Des habitations démolies à proximité des mines
Les opérations de démolition auraient débuté mercredi 12 août 2026 dans le secteur de Chez Rutivumbura et se poursuivaient encore samedi 15 août, selon des informations rapportées par Radio Okapi.
Des sources locales citées par le média estiment à près d’une centaine le nombre d’habitations déjà détruites. Plusieurs familles se retrouvent ainsi privées de logement, dans une zone où l’exploitation minière occupe une place centrale dans l’économie locale.
Des responsables de l’AFC/M23, qui contrôle actuellement Rubaya, auraient demandé aux habitants de quitter leurs maisons. Les raisons officielles de cette décision n’ont toutefois pas été clairement communiquées.
Une opération qui alimente les interrogations
Des proches des familles concernées évoquent une possible extension de la zone d’exploitation du coltan. Le secteur visé se trouve en effet à proximité du principal site minier de Rubaya.
Cette hypothèse n’a cependant pas été officiellement confirmée. Elle alimente néanmoins les inquiétudes des habitants, qui contestent les conditions dans lesquelles les démolitions sont menées.
Selon les personnes affectées, aucune solution de relogement ou d’indemnisation ne leur aurait été proposée avant leur expulsion.
Rubaya, entre exploitation minière et précarité
La situation intervient dans un contexte particulièrement sensible à Rubaya, important centre d’exploitation du coltan dans l’est de la RDC. Le secteur est contrôlé par l’AFC/M23 et demeure au cœur d’importants enjeux sécuritaires, économiques et humanitaires.
Les activités minières y présentent par ailleurs des risques considérables pour les populations.

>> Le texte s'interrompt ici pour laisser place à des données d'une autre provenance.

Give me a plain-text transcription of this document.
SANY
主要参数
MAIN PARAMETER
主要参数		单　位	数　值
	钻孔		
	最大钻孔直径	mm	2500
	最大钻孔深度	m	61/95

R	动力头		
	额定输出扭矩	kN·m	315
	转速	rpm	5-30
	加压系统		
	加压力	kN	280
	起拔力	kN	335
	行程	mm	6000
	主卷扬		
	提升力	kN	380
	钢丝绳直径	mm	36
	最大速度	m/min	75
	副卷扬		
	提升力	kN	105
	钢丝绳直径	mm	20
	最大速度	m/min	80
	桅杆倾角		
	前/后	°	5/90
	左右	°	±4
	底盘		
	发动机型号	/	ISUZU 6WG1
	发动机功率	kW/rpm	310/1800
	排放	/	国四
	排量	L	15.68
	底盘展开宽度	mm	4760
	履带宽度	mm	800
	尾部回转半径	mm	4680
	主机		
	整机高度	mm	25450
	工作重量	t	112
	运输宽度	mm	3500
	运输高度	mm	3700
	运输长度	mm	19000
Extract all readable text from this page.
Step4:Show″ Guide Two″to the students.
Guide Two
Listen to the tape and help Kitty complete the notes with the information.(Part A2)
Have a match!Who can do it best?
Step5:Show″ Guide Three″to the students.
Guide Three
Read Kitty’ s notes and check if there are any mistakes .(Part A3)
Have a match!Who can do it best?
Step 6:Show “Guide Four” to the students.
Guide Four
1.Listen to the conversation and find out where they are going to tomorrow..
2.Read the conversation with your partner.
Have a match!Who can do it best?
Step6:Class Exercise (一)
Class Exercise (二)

Plusieurs accidents liés notamment aux glissements de terrain ont déjà endeuillé la zone. En mars 2026, le gouvernement congolais avait encore alerté sur les conséquences de l’exploitation minière illégale dans le périmètre de Rubaya, classé comme « zone rouge ».
La proximité entre les habitations et les sites d’exploitation constitue également un enjeu ancien. Une étude universitaire consacrée à Rubaya souligne l’importance de l’activité minière dans les revenus des ménages locaux et son étroite articulation avec l’agriculture.
La protection des civils au cœur des préoccupations
Pour les familles touchées, la priorité est désormais de trouver une solution à leur situation de logement. Les nouvelles démolitions pourraient accentuer la précarité d’une population déjà confrontée aux conséquences de l’insécurité et de l’instabilité économique.
Elles relancent surtout les interrogations sur la gestion des espaces situés autour des zones minières sous contrôle de l’AFC/M23, ainsi que sur la protection des droits des populations civiles.
À Rubaya, la question minière ne se limite donc plus à l’exploitation du coltan. Elle touche directement à l’accès à la terre, au logement, à la sécurité des populations et à la manière dont les ressources naturelles sont gérées dans un territoire échappant au contrôle de Kinshasa.